Creating a level playing field
The German export promotion schemes are integrated into in a tight network of international rules and agreements.
Since 1978, the OECD-Consensus, which is binding on all OECD countries, has set uniform minimum standards for export credits supported by a state export credit agency or financed from public funds. The objective is to ensure that competition is driven by the price and quality of the export products and not by the scope and conditions of state support.
The Consensus covers all state-supported export credits with a minimum repayment term of two years. It does not apply to exports of military equipment and agricultural produce.
It defines minimum requirements for credit periods, repayment profiles, down-payments, the inclusion of local costs as well as premiums and minimum interest rates for cover of political and commercial risks. The country risk classifications in the OECD are also harmonised.
Besides, the OECD Consensus defines the demarcation line between commercial export credits and trade-related development aid loans. Certain types of goods are governed by so-called Sector Understandings, which stipulate differing minimum requirements:
Overview of the minimum requirements
The permissible terms of payment for credit periods of up to 5 years are also determined by the decision-making practice of the Interministerial Committee for Export Credit Guarantees and the guidelines of the Berne Union, the world’s largest association of private and state export credit and investment insurers from OECD and non-OECD countries; here the type of goods and the export value are decisive.
In addition, officially supported export credits in EU countries are governed by the decisions of the EU. In order to prevent distortions of competition with the private market, the European state export credit agencies are not allowed to grant short-term cover for exports to other EU member states and the core countries of the OECD. Every few years the EU reviews and updates its definition of marketable and non-marketable short-term risks.
Governance and sustainability issues are the focal point of international cooperation. On OECD level the state export credit agencies therefore agreed on uniform procedures, which go beyond laying down financing conditions:
- Common Approaches for environmental and social due diligence in connection with officially supported export credits
- The Recommendation on Bribery and Officially Supported Export Credits establishes the framework for preventing and combating corruption.
- Sustainable Lending: In the past, many low-income countries benefited from a debt relief through one of the multilateral initiatives. For the Heavily Indebted Poor Countries (HIPC) these initiatives, in particular the activities at the G8 Summit at Cologne in 1999, were an important step. Since then, the International Monetary Fund (IMF) and the World Bank have sought to prevent renewed over-indebtedness and to promote sustainable development in these countries. The state export credit agencies in the OECD member states support the IMF and the World Bank in their efforts by means of introducing appropriate guidelines for the provision of export credits guaranties.
International Working Group
These days German exporters increasingly compete with companies from countries such as Brazil, Russia, India, China or South Africa, which are not bound by the rules and regulations of the OECD. In order to restore a level playing field for all market participants worldwide, an International Working Group (IWG) was set up in 2012, whose members include, in addition to the EU, all other OECD countries as well as, among others, Brazil, China, India, Malaysia, Russia and South Africa.
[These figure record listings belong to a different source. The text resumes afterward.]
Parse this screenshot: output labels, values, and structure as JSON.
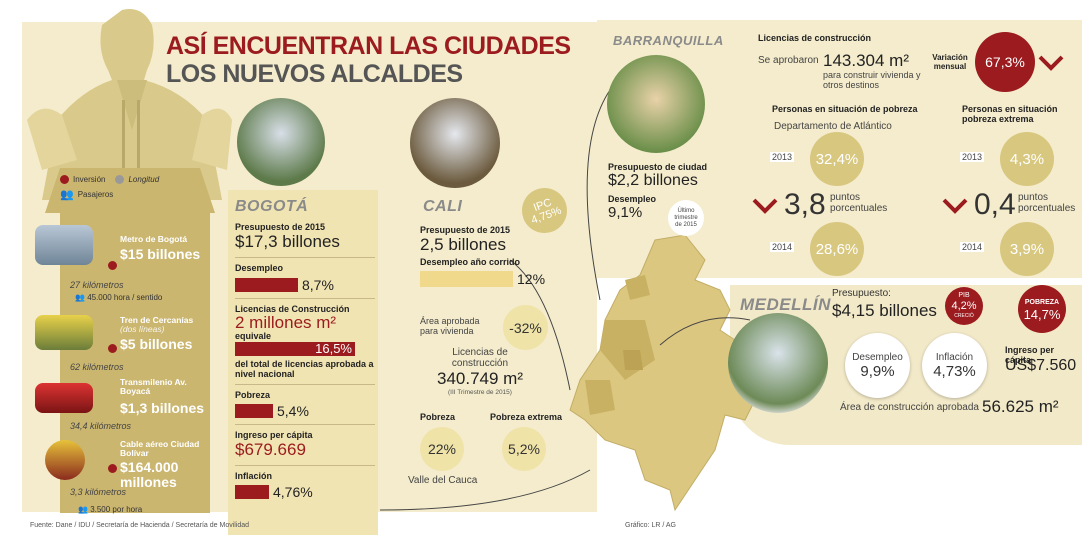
{
  "title": {
    "line1": "ASÍ ENCUENTRAN LAS CIUDADES",
    "line2": "LOS NUEVOS ALCALDES"
  },
  "legend": {
    "inversion": "Inversión",
    "longitud": "Longitud",
    "pasajeros": "Pasajeros"
  },
  "transit": [
    {
      "name": "Metro de Bogotá",
      "value": "$15 billones",
      "km": "27 kilómetros",
      "pasajeros": "45.000 hora / sentido"
    },
    {
      "name": "Tren de Cercanías",
      "note": "(dos líneas)",
      "value": "$5 billones",
      "km": "62 kilómetros"
    },
    {
      "name": "Transmilenio Av. Boyacá",
      "value": "$1,3 billones",
      "km": "34,4 kilómetros"
    },
    {
      "name": "Cable aéreo Ciudad Bolívar",
      "value": "$164.000 millones",
      "km": "3,3 kilómetros",
      "pasajeros": "3.500 por hora"
    }
  ],
  "source": "Fuente: Dane / IDU / Secretaría de Hacienda / Secretaría de Movilidad",
  "credit": "Gráfico: LR / AG",
  "bogota": {
    "name": "BOGOTÁ",
    "presupuesto_label": "Presupuesto de 2015",
    "presupuesto": "$17,3 billones",
    "desempleo_label": "Desempleo",
    "desempleo": "8,7%",
    "licencias_label": "Licencias de Construcción",
    "licencias": "2 millones m²",
    "equivale": "equivale",
    "pct": "16,5%",
    "pct_note": "del total de licencias aprobada a nivel nacional",
    "pobreza_label": "Pobreza",
    "pobreza": "5,4%",
    "ingreso_label": "Ingreso per cápita",
    "ingreso": "$679.669",
    "inflacion_label": "Inflación",
    "inflacion": "4,76%"
  },
  "cali": {
    "name": "CALI",
    "ipc_label": "IPC",
    "ipc": "4,75%",
    "presupuesto_label": "Presupuesto de 2015",
    "presupuesto": "2,5 billones",
    "desempleo_label": "Desempleo año corrido",
    "desempleo": "12%",
    "area_label": "Área aprobada para vivienda",
    "area": "-32%",
    "licencias_label": "Licencias de construcción",
    "licencias": "340.749 m²",
    "licencias_note": "(III Trimestre de 2015)",
    "pobreza_label": "Pobreza",
    "pobreza": "22%",
    "pobreza_ext_label": "Pobreza extrema",
    "pobreza_ext": "5,2%",
    "region": "Valle del Cauca"
  },
  "barranquilla": {
    "name": "BARRANQUILLA",
    "presupuesto_label": "Presupuesto de ciudad",
    "presupuesto": "$2,2 billones",
    "desempleo_label": "Desempleo",
    "desempleo": "9,1%",
    "trimestre_note": "Último trimestre de 2015",
    "licencias_label": "Licencias de construcción",
    "se_aprobaron": "Se aprobaron",
    "licencias": "143.304 m²",
    "licencias_note": "para construir vivienda y otros destinos",
    "variacion_label": "Variación mensual",
    "variacion": "67,3%",
    "pobreza_label": "Personas en situación de pobreza",
    "depto": "Departamento de Atlántico",
    "pobreza_ext_label": "Personas en situación pobreza extrema",
    "y2013": "2013",
    "y2014": "2014",
    "pob2013": "32,4%",
    "pob2014": "28,6%",
    "pob_diff": "3,8",
    "diff_unit": "puntos porcentuales",
    "ext2013": "4,3%",
    "ext2014": "3,9%",
    "ext_diff": "0,4"
  },
  "medellin": {
    "name": "MEDELLÍN",
    "presupuesto_label": "Presupuesto:",
    "presupuesto": "$4,15 billones",
    "pib_label": "PIB",
    "pib": "4,2%",
    "pib_note": "CRECIÓ",
    "pobreza_label": "POBREZA",
    "pobreza": "14,7%",
    "desempleo_label": "Desempleo",
    "desempleo": "9,9%",
    "inflacion_label": "Inflación",
    "inflacion": "4,73%",
    "ingreso_label": "Ingreso per cápita",
    "ingreso": "US$7.560",
    "area_label": "Área de construcción aprobada",
    "area": "56.625 m²"
  }
}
The objective of the IWG is to develop new global standards for officially supported export credits. We regularly report on any concrete progress made in our Annual Report.
Cooperation – reinsurance/coinsurance
German exporters are faced with intensified global competition and try to improve their position by means of relying more and more on international procurement, production and distribution structures. In particular capital goods transactions increasingly involve several exporters from different countries. This international division of labour has resulted in an increased demand for the inclusion of foreign goods and services and/or supplies from foreign subcontractors in Hermes Cover.
Normally, foreign content can be included in an export credit guarantee issued by the Federal Government without problem provided that certain limits are not exceeded. Nevertheless, in connection with multi-sourcing projects with elevated portions of foreign supplies, it may be necessary to consider also other options for the inclusion of foreign content. Depending on the contractual terms and conditions of the respective export contract, the mandatary of the Federal Government will chose the appropriate, customised insurance model (coinsurance or reinsurance). When it comes to covering multi-sourcing projects reinsurance plays a particularly important role.
Overview over the cooperation models
The Federal Government offers exporters the possibility to make an initial inquiry in order to find out whether the granting of Hermes Cover will be possible even if the share of foreign content exceeds 49%. For this, the exporter can – before filing the proper application for cover – submit an informal project outline, which should basically provide a description of the project, the planned supply structure and an explanation as to why the high portion of foreign content is necessary and how important the project is for him and his German plants. After examining the documents submitted, the Federal Government informs the exporter with a non-binding letter indicating whether and up to what amount foreign content will permissible for the transaction in question. The examination of the initial inquiry is free of charge and not a mandatory step in the application procedure.